For instance, the first form of a mascara was actually a charred wax which was applied in drops onto each lash separately. After a longlasting procedure the results were more than obvious. Powder was also used for bleaching the face, then the inevitable lipstick (which wasn’t really in a stick until the beginning of 20th century) and a rouge for cheeks. Although “no respectable woman would ever use make-up” respectable women did use it, especially the older ones, and everybody else had to act as if they didn’t see it because she was a respectable woman.

However, this was in considerably smaller amounts than it was common with prostitutes. Both actresses and prostitutes used heavy make-up for one reason: to be obvious. Actresses needed to emphasize the contours of their face so that they could be seen from the stage all the way to the last row in a theatre. And prostitutes had to be seen all the way from their corner to the other side of the street. And this is basically the way I would depict a saloon girl: dressed in contemporary clothes and maybe made-up. But no knee-leght skirts. That could also be the cause of having the can-can girls in mind, but that’s another story.

Herbert Norris

This good old man deserves all the praise from costumers and re-enactors. Unfortunately, I don’t know the date of his birth, but he died in 1950 and most of his books on the history of fashion were published between 1920-1940.
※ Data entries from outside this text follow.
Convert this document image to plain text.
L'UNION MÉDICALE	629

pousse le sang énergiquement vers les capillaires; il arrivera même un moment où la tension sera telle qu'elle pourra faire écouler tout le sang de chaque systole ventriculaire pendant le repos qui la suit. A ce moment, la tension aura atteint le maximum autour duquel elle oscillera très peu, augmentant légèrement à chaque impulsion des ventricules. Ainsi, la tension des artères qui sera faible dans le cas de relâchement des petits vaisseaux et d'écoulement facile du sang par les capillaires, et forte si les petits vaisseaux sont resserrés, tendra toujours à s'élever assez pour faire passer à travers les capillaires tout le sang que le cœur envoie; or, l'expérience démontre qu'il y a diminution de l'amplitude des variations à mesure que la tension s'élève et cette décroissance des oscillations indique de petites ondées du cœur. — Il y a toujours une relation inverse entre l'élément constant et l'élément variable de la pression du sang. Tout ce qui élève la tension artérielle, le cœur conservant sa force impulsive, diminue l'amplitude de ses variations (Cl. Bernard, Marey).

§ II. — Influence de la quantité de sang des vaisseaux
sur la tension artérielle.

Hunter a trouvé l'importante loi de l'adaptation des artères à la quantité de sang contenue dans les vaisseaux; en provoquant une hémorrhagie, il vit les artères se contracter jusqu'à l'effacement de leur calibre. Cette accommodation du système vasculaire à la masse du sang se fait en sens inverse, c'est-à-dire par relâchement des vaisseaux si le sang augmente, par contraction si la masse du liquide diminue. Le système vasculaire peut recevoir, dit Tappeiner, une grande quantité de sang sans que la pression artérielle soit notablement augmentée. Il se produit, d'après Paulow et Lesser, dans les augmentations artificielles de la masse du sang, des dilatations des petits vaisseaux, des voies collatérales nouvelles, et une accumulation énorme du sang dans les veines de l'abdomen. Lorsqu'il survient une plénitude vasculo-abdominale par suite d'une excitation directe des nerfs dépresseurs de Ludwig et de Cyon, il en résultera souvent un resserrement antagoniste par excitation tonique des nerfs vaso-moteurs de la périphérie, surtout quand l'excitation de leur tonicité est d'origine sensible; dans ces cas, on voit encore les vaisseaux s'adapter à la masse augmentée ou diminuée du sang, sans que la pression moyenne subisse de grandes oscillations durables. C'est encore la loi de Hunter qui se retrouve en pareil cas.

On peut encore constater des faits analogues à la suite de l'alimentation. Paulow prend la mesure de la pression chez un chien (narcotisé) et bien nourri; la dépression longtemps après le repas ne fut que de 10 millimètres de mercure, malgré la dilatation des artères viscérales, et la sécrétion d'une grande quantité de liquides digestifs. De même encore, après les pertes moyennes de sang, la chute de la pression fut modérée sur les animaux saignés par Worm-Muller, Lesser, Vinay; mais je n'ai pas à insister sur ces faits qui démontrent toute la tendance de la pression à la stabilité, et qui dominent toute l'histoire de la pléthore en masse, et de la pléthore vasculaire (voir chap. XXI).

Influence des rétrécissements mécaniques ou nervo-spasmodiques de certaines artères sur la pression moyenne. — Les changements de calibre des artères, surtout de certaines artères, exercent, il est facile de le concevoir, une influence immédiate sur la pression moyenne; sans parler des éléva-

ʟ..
By profession he was a costume architect and archaeologist and worked as a theater and TV costume designer. His best-known work is a series of books called Costumes and Fashion which followed the changes in Western fashion from the earliest days until nineteenth century.

The series consists of these volumes:

The Evolution of European Dress through the Early Ages

Senlac to Bosworth, 1066-1485

The Tudors, 1485-1603

Unfinished volume supposed to cover the Stuart period

Unfinished volume supposed to cover the Hannoverian period

The Nineteenth Century

In my opinion, these books are very valuable because Norris, as an archaeologist, described not only the clothing of a certain era, but also mentioned the historical events that influenced the fashion, the habits and the etiquette of each period.

Unfortunately, the publishers don’t find this series too interesting so some of the volumes are completely unavailable in newer prints, while the others are published by colleges and universities. However, a bit more effort in finding these books will certainly pay off.